Из княжеских покоев трусоватый Онисим вышел сам не свой. Увидев Ефимию, несущую для Вышеслава чистую рубаху и порты, злобно процедил:
— Суетитесь тут подле воеводы, умасливаете как девку красную, а ему жизнь человеческая что тебе плевок! — И застучал сапогами вниз по деревянным ступеням.
Ефимия с недоумением посмотрела подъездному вслед.
Вечером на дальнем лугу, что за речкой Путивлькой, загорелось множество костров половецкого стана. В вечерней тишине далеко разносились громкие выкрики степняков.
Путивль погрузился в печаль: грозный враг стоял у самых ворот.
— Гонца в Чернигов нужно ночью слать, — сказал Борис, совещаясь с Вышеславом, — на рассвете поздно будет. Обступят поганые город, никого не выпустят.
Вышеслав согласился с тысяцким, но кого послать?
Крепкие мужики тут нужны. Юнца послать, так он заплутает в темноте, не доедет. Старец тем более.
— Может, Василису? — предложил Борис. — Дорогу она знает и на коне крепко сидит. Опять же из лука стрелять умеет.

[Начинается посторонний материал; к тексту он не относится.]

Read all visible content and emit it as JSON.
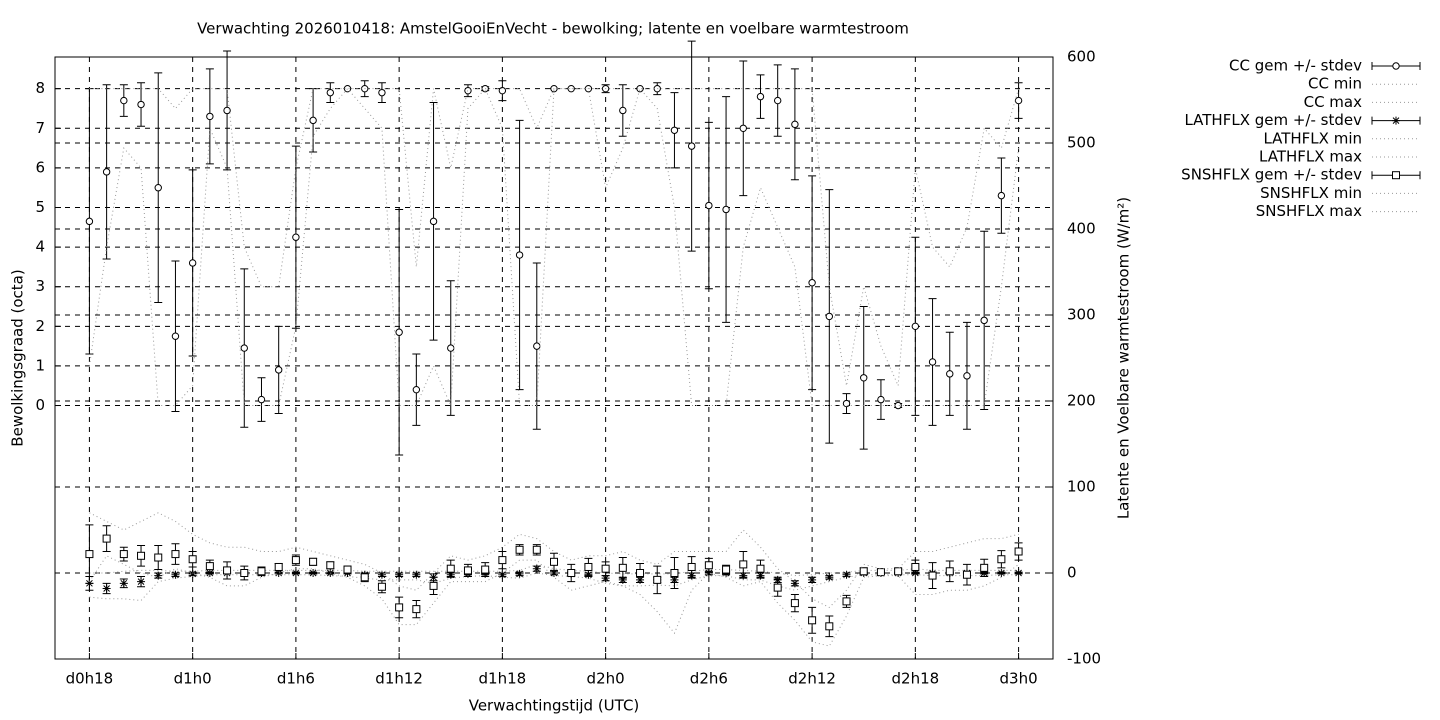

Вышеслав нахмурился, опустил глаза:
— Только не её. На мне и так грех за Гориславу лежит, два греха мне не потянуть.
— Тогда, может, мне попытаться? Конь у меня добрый, и сам я не промах.
— Ты мне тут нужен, — не согласился Вышеслав.
— Кого же пошлём? Онисима, что ли?
— Онисим не доедет, трусоват больно. Вот что, — добавил Вышеслав с озарением на лице, — отдай своего коня мальчонке, что из Выри к нам прискакал. Посадим его в лодку и сплавим вниз по реке мимо стана половецкого. На вёсла ты сядешь, а отрок коня, плывущего за лодкой, будет за поводья держать. Так и доберётесь до безопасного места. Путь до Сосницы обскажем мальцу, а там люди добрые помогут ему до Чернигова добраться.
Борис после некоторых колебаний согласился.
Во мраке августовской ночи с княжеского двора вышли двое мужчин и мальчик. Все трое были в тёмных одеждах, как монахи. Один из мужчин вёл за собой осёдланного коня.
В городе не было ни огонька. Тёмные низкие дома прятались за высокими частоколами и густой зеленью деревьев. Улицы были пустынны. Иногда за изгородями лаяли собаки, потревоженные шумом шагов.
Спустившись с холма, на котором стоял княжеский терем, путники двинулись дальше вдоль бревенчатой городской стены, идущей по верху древнего вала, заросшего густой травой и лопухами. Узкая тропинка вывела их к большой приземистой башне, стоявшей на мысу, служившем водоразделом между речкой Путивлькой и широким Сеймом.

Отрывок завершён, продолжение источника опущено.